Wednesday, November 21, 2012

BOREDOM


BY STEVE DUNN

"I'm bored!"

In many households and in our culture at large, this has become a cardinal sin--even if it's unspoken.

On the surface, our national boredom does not make sense.  Most of our cable systems offer us from 24 to more than 224 channels.  If being entertained is our highest goal, there's a channel for almost every imaginable interest or channels to revisit the world of nostalgia when many people found greater meaning. (Personally, nostalgia is overrated, it makes us immediately devalue the present and things in the past are always better in our memory than they were when we were experiencing them first-hand).

The world of technology is constantly inventing a new toy to capture our imaginations, each news cycle creates something new for us to debate over coffee or on Twitter and Facebook.   And if you don't find anything there to stimulate you, get your video cam and make something you can send to America's Funniest Home Videos.  Who knows, you might win the $10,000 prize so that you can have money to spend and be further bored with your life.

Boredom is not a sin, and certainly not a deadly one (despite what your teenager may say almost every day.) How we respond to boredom, however, may say something about the presence of sin in our lives. What is the source of our boredom?

Part of it may be our tendency to think that it's all about us.  The universe owes us stimulation and entertainment.


Part of it may be our addiction to adrenalin.  Things are only valuable if they get us "pumped" and after while being pumped becomes our goal--not the value of our activity.

Part of it may be our discontent with life in general.  We would be quick to agree with Solomon, "Meaningless, meaningless, all is meaningless."

Perhaps we need to be agreeing with the apostle Paul, "Godliness with contentment is great gain."

Actually, Solomon followed his observation with the prescription for a life of meaning, where boredom cannot come in and rob and steal.  "He has set eternity in our hearts ... He makes all things beautiful in its time."

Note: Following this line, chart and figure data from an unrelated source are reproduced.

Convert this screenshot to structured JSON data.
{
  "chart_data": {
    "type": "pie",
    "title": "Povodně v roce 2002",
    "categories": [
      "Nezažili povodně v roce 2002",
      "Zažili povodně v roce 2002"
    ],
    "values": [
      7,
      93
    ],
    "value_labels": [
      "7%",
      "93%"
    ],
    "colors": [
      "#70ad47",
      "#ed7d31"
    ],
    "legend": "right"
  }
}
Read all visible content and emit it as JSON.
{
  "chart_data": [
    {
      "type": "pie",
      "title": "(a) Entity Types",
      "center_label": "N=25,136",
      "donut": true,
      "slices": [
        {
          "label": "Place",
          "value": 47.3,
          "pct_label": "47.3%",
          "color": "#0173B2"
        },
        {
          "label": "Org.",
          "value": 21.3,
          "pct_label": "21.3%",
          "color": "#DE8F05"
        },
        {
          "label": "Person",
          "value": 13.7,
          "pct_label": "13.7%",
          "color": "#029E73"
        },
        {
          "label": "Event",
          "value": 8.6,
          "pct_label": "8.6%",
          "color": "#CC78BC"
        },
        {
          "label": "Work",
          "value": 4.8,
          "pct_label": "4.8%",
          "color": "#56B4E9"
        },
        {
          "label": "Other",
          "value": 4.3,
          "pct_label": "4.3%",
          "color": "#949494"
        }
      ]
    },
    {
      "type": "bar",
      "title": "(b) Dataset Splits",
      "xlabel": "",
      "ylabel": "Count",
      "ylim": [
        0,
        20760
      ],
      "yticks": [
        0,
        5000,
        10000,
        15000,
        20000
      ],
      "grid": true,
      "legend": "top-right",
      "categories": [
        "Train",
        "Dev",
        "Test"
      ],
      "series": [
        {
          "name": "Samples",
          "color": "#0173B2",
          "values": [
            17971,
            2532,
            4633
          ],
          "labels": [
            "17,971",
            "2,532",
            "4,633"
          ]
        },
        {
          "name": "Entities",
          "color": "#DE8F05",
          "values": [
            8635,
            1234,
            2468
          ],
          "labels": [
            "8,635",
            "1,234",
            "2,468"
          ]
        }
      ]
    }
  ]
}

The whole quote goes like this ... "I have seen the burden God has laid on the human race.  He has made everything beautiful in its time. He has also set eternity in the human heart; yet no one can fathom what God has done from beginning to end. I know that there is nothing better for people than to be happy and to do good while they live. That each of them may eat and drink, and find satisfaction in all their toil—this is the gift of God. I know that everything God does will endure forever; nothing can be added to it and nothing taken from it. God does it so that people will fear him.." - Ecclesiastes 3.10-14
 


It is my experience that when we live with eternity in our heart and our eyes fixed on God’s working in and through us, even boredom can be a time of strength and satisfaction.  Sometimes the work God is doing seems boring but only when I am a spectator looking for stimulation instead of a servant living in His significance.